Moroni would have been a poster child for this training program! In truth, he could have just vented to his wife or his soldiers or subordinates, but instead, he took powerful action: he addressed the issue and his anger by creating the Title of Liberty. It not only reflected his own thoughts, it inspired his people in a huge way to action!  

The Title of Liberty was something tangible and visible.   Creating a banner is actually something that we could easily do for any just cause. Practically speaking, it’s a poster for a refrigerator or mirror. Nevertheless, how powerful it would be if the next time we feel the clanking and banging of anger or frustration over our weight, we were to spend a bit of time creating a poster or document that read something like “In memory of my body – God’s great gift to me –my freedom, my peace, my family and my children …” posted where we would see and remember it?

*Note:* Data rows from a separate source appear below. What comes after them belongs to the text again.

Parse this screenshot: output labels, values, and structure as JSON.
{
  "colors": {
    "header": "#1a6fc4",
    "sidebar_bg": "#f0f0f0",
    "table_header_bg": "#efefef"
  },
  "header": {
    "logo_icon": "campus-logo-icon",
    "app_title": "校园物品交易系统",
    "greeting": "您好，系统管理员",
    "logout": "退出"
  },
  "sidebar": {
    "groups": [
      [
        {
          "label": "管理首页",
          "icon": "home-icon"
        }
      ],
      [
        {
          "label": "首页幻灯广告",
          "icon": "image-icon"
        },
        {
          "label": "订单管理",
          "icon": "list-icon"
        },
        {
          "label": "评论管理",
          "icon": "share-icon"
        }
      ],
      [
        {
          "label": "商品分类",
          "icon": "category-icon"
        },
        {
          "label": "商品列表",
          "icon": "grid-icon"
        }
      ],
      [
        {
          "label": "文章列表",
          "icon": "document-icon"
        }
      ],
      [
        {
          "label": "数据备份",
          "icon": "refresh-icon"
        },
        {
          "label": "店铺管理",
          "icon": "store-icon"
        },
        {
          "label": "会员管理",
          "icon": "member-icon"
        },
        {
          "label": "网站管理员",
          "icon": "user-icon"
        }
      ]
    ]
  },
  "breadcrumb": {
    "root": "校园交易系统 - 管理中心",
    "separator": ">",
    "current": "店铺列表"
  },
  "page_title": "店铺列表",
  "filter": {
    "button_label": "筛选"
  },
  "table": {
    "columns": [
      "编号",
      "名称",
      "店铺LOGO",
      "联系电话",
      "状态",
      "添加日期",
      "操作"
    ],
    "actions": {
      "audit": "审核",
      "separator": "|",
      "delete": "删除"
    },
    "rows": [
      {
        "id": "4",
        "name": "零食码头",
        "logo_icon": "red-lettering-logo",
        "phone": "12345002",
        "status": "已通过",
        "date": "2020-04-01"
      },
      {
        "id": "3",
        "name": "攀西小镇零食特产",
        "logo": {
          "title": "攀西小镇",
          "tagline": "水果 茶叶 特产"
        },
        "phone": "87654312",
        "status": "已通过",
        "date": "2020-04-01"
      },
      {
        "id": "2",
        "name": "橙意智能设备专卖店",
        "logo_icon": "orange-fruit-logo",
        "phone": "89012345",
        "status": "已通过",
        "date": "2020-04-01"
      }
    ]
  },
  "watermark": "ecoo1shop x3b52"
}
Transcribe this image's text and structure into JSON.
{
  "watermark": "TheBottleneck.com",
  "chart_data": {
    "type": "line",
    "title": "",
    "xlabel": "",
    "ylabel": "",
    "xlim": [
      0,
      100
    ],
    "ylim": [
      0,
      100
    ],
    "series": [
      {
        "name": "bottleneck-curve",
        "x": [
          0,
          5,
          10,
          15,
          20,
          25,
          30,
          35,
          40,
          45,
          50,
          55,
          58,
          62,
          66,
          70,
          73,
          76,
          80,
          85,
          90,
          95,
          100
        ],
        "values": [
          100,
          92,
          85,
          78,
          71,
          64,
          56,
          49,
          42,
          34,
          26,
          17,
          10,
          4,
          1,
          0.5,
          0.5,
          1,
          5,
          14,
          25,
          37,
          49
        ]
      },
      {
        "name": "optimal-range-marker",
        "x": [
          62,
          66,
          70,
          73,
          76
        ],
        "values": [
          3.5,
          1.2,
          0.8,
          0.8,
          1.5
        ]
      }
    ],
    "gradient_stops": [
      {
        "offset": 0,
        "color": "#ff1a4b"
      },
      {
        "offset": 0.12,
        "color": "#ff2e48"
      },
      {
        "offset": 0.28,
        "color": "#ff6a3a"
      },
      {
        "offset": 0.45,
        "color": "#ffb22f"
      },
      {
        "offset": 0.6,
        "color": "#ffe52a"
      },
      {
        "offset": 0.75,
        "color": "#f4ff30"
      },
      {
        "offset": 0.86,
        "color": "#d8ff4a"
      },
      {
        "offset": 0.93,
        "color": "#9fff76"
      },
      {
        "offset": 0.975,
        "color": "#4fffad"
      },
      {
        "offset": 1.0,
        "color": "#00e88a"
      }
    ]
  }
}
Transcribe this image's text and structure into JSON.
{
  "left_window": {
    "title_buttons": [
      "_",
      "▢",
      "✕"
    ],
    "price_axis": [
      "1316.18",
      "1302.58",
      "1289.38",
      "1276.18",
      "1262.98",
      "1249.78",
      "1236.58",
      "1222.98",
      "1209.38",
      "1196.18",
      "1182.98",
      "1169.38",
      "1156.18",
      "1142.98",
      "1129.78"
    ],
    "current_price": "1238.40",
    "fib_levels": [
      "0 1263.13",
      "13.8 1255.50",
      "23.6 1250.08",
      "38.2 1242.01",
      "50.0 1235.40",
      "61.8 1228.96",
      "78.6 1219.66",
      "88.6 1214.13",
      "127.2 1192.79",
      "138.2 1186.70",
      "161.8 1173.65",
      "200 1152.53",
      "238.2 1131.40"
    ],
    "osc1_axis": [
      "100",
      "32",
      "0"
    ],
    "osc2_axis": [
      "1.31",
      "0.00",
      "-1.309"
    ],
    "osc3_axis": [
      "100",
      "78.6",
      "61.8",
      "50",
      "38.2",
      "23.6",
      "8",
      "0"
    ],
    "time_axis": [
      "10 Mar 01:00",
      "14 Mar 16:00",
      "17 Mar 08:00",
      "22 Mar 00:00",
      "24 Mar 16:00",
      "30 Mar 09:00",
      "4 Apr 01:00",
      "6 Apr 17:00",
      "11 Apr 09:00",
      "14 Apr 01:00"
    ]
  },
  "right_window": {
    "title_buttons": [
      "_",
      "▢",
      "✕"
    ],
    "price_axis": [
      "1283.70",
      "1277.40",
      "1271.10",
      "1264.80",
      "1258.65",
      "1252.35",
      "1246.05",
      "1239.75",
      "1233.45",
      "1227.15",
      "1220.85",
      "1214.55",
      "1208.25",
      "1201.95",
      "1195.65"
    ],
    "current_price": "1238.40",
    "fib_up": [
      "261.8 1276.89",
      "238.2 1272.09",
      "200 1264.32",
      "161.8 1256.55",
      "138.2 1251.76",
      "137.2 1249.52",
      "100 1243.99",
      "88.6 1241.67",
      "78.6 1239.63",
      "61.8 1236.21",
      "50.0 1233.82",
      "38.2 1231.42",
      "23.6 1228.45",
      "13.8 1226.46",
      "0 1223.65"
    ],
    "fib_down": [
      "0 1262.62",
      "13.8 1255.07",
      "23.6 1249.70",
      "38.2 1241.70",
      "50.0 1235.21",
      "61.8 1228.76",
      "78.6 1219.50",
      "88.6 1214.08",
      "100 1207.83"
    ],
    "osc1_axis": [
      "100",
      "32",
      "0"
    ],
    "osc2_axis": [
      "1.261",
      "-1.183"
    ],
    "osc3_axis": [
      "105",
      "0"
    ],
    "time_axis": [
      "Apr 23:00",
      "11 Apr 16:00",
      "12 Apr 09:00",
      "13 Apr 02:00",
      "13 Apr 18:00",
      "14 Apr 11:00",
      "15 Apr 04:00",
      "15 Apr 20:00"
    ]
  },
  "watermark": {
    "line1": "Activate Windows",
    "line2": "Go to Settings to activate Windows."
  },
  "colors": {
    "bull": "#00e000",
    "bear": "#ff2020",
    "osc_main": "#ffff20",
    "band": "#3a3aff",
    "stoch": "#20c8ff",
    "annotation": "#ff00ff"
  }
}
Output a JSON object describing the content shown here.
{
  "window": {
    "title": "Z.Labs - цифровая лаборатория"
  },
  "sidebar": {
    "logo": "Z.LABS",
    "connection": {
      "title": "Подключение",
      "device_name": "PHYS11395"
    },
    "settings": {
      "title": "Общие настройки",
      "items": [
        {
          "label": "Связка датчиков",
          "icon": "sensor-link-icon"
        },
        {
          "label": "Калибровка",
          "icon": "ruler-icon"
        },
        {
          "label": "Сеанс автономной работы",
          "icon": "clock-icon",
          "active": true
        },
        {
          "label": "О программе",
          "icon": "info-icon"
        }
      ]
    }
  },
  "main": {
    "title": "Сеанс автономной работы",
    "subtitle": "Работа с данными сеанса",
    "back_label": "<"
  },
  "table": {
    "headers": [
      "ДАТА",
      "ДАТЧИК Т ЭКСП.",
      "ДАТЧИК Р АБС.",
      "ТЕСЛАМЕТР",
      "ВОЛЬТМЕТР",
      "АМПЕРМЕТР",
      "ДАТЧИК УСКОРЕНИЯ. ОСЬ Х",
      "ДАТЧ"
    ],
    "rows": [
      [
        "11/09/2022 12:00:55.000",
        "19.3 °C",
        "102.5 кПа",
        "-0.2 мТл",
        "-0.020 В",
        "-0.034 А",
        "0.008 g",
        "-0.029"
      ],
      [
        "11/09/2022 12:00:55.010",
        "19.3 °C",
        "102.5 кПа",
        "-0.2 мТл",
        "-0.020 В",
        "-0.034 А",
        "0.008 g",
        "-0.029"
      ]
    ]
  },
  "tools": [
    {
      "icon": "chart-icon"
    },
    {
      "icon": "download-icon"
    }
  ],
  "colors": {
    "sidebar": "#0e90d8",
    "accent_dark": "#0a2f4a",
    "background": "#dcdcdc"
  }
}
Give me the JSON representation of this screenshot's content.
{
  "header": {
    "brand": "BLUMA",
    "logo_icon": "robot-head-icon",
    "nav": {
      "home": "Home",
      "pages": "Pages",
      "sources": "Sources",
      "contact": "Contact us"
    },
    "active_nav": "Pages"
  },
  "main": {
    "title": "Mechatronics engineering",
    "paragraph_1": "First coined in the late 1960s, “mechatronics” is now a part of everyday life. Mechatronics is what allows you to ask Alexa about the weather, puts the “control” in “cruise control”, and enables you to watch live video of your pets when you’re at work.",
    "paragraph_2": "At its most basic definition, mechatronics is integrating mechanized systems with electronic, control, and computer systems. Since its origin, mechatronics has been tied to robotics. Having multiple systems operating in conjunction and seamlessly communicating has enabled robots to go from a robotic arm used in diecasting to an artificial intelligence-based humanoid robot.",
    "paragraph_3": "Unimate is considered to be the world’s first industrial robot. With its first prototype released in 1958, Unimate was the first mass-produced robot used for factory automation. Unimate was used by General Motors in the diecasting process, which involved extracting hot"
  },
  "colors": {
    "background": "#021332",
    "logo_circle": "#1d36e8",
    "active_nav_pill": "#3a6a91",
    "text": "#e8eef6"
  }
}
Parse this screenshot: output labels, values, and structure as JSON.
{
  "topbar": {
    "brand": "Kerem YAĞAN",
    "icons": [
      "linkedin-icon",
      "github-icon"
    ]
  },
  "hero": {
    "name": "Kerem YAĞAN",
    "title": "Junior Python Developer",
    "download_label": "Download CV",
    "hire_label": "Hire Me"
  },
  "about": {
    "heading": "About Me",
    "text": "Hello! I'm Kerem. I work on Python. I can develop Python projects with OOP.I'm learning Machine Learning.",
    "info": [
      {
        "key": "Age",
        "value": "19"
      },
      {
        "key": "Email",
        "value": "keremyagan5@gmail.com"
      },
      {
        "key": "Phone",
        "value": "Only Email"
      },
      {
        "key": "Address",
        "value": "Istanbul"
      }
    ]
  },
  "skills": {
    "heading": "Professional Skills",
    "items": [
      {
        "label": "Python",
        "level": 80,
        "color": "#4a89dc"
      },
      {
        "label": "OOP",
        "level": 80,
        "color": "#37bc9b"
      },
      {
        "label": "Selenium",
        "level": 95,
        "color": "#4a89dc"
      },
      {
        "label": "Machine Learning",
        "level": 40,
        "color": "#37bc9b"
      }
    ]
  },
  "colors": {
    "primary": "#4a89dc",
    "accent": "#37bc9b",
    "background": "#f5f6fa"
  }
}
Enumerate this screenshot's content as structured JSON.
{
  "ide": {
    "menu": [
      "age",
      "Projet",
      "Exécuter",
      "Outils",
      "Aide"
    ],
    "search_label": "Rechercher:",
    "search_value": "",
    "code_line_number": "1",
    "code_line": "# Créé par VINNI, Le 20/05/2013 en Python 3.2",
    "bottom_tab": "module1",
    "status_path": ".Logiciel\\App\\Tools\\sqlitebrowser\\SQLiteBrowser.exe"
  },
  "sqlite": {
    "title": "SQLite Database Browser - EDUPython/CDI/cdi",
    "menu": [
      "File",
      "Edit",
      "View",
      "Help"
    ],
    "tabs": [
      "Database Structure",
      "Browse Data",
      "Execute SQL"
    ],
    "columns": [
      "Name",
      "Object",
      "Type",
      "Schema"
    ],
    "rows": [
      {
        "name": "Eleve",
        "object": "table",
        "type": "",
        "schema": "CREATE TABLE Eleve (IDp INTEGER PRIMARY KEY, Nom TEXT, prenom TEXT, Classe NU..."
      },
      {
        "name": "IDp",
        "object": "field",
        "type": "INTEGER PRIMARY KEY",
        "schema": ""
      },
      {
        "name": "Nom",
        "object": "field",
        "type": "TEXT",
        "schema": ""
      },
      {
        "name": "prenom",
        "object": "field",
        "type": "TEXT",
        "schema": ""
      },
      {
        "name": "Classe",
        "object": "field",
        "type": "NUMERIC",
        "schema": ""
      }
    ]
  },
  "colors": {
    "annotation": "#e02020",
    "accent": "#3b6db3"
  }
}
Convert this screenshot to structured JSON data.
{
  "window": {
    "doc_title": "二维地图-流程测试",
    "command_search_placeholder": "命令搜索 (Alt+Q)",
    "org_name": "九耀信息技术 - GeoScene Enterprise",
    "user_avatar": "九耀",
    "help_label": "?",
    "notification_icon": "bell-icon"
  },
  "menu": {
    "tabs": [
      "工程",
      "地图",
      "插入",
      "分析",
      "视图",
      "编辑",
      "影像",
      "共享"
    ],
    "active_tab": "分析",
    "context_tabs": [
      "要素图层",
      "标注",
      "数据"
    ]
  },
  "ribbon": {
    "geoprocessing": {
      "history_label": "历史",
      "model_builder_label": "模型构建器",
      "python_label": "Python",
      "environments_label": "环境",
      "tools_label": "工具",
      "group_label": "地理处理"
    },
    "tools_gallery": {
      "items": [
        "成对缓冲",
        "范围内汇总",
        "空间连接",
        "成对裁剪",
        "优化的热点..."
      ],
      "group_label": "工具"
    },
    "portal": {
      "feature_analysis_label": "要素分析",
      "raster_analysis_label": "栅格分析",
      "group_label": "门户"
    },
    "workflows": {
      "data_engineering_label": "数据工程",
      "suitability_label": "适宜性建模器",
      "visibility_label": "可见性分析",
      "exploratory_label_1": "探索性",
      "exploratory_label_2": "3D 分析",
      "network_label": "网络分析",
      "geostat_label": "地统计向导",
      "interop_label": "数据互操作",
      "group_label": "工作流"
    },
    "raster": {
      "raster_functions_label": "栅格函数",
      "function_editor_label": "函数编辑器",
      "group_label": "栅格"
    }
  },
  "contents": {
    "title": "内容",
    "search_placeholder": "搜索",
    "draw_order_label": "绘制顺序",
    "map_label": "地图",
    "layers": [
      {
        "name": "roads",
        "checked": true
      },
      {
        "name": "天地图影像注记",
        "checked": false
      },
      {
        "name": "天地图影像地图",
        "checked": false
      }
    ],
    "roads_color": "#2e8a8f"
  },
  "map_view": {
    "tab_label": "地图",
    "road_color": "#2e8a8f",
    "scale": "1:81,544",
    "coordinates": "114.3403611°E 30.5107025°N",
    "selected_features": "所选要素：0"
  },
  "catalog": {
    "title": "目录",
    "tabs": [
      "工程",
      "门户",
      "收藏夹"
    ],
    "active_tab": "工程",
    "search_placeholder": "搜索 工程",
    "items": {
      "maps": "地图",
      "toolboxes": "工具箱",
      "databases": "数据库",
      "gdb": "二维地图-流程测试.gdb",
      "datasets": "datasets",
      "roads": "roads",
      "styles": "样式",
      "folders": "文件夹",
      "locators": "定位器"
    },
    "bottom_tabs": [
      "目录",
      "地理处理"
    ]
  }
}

For some of us anger is not the issue, It’s just complacency as Moroni struggled with in his people. He reached out effectively to the complacent with his emphasis on doing what was right as in terms of defense of others. This is an important consideration: if we can’t muster the energy to do it for ourselves, then we can be inspired by Moroni to were to do it for our FAMILIES, our SPOUSES and our children who need us to be with them, who need us to be strong, who need us to help them positively build their lives.